A few days ago, the China Automobile Dealers Association released the results of the inventory survey of car dealers in January this year. According to the data, the comprehensive inventory coefficient of automobile dealers in January was 1.2, a 22% decrease from the previous month and a year-on-year increase of 24%. The inventory level of dealers was below the warning line and the inventory pressure eased.
According to reports, in January, dealers were in the destocking state, especially dealer groups, and the ability to destock was stronger than single-store dealers. In addition, most manufacturers held dealership conferences in January to condense their efforts to boost morale. It is worth mentioning that most manufacturers did not make rigid demands on the amount of vehicles that were collected in January.
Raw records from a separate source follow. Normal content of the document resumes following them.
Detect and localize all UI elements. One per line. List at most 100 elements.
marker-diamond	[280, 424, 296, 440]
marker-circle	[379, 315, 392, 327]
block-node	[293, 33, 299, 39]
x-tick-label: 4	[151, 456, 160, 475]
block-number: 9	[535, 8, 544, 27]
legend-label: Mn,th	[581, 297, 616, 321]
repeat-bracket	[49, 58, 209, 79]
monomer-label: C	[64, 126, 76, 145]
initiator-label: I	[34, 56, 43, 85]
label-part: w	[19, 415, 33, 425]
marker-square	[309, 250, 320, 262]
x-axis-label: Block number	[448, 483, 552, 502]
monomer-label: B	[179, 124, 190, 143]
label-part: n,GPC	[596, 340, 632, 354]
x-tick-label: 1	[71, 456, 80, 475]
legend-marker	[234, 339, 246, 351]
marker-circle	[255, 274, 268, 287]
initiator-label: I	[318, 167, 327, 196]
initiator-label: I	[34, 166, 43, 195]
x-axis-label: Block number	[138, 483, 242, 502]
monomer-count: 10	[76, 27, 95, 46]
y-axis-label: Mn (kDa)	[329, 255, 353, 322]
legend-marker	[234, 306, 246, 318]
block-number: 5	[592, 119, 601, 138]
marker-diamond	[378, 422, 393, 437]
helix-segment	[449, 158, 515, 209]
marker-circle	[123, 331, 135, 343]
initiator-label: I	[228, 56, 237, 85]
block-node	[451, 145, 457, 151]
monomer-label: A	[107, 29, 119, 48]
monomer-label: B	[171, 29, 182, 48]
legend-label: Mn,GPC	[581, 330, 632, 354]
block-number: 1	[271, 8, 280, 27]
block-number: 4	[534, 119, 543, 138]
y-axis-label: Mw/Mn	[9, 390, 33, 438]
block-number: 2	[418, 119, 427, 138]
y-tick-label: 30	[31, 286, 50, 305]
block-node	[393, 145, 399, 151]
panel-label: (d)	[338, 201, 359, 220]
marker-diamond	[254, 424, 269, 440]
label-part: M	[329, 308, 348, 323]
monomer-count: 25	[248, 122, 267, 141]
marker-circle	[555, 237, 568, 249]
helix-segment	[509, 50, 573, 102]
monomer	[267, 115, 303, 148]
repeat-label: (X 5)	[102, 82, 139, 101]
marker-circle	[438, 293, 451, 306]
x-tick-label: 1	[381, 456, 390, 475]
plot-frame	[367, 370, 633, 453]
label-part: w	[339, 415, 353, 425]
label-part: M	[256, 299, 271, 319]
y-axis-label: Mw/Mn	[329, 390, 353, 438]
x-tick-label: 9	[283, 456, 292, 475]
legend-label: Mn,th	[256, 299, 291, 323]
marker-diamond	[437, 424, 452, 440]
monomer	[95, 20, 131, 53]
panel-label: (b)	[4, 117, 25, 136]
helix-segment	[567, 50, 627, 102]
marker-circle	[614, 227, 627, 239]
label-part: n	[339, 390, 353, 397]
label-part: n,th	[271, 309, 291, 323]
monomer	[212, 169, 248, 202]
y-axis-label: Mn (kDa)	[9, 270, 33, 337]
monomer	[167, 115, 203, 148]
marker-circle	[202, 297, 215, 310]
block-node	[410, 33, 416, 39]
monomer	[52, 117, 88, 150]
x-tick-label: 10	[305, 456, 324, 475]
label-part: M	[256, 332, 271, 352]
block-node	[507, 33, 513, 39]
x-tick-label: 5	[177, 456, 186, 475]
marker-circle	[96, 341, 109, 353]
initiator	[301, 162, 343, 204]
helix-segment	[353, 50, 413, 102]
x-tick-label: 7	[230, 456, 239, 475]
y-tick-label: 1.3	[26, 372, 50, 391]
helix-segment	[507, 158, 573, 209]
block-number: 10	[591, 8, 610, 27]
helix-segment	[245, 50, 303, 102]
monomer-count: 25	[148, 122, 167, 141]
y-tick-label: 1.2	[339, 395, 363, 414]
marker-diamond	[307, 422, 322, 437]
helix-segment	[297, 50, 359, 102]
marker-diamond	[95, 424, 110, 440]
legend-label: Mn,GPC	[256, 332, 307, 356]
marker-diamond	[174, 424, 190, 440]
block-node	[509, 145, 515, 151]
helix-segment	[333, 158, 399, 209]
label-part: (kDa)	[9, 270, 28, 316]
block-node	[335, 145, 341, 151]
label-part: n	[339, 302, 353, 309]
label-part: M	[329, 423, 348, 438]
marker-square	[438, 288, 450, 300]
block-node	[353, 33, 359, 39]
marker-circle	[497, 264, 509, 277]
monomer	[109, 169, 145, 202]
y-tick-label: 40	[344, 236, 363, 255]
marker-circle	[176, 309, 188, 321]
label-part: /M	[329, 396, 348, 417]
Luo Lei, deputy secretary-general of the China Automobile Dealers Association, said that due to the increase in sales during the Spring Festival in February and the end of January, market demand has also increased significantly. In addition, the strong growth of self-owned brands in January highlighted their outstanding performance. “Because of the Spring Festival consumption cycle and the strong impulse of independent self-improvement, the final sales growth exceeded expectations. Overall, dealers’ inventory destocking and demand for pre-holiday car purchases contributed to the increase in sales volume in January.†Luo Lei Say.
Car dealers inventory survey results show that in January, the joint stock, independent, imported brand inventory coefficient has dropped significantly, the joint brand inventory coefficient decreased from 1.37 in the previous month to 1.03, a decline of 25%; independent brand inventory coefficient decreased from the previous month of 1.81 1.19, a month-on-month decrease of 34%; import brand inventory coefficient decreased from 2.02 in the previous month to 2.01, which is basically the same as last month. The level of imported brand inventory is still above the warning line.
It should be noted that in the fourth quarter of last year, self-owned brands did not oversprint sales targets, and joint venture brands overdrawn their sales in January of this year in December 2014, making the independent brands’ performance relatively prominent and inventory levels dropping significantly.
According to the prevailing practice of the same industry in the world, the inventory coefficient is between 0.8-1.2, which reflects the inventory is in a reasonable range; the inventory coefficient is higher than 1.5, which reflects that the inventory has reached the alert level and needs attention; the inventory coefficient is higher than 2.5, reflecting the overstocking and operating pressure. And the risks are very big.
Luo Lei believes that, at the end of 2014, manufacturers generally pressed dealers to complete sales targets for the whole year, resulting in increased inventory pressure from distributors, increased pressure on dealers' survival, and collective boycott of factory press activities, especially for luxury brand dealers. With large quantities, the challenge of surviving is even greater. They have communicated with manufacturers through various channels. In January 2015, most manufacturers did not make rigid demands on the dealers' car collection volume. Coupled with the increase in consumer demand years ago, dealer inventory pressure was significantly eased.
“The Spring Festival holiday will lead to a decrease in market demand and a decrease in sales volume. Dealers should reasonably control the amount of vehicles to be taken in the near future to prevent excessive pressure on stocks.†Luo Lei suggested.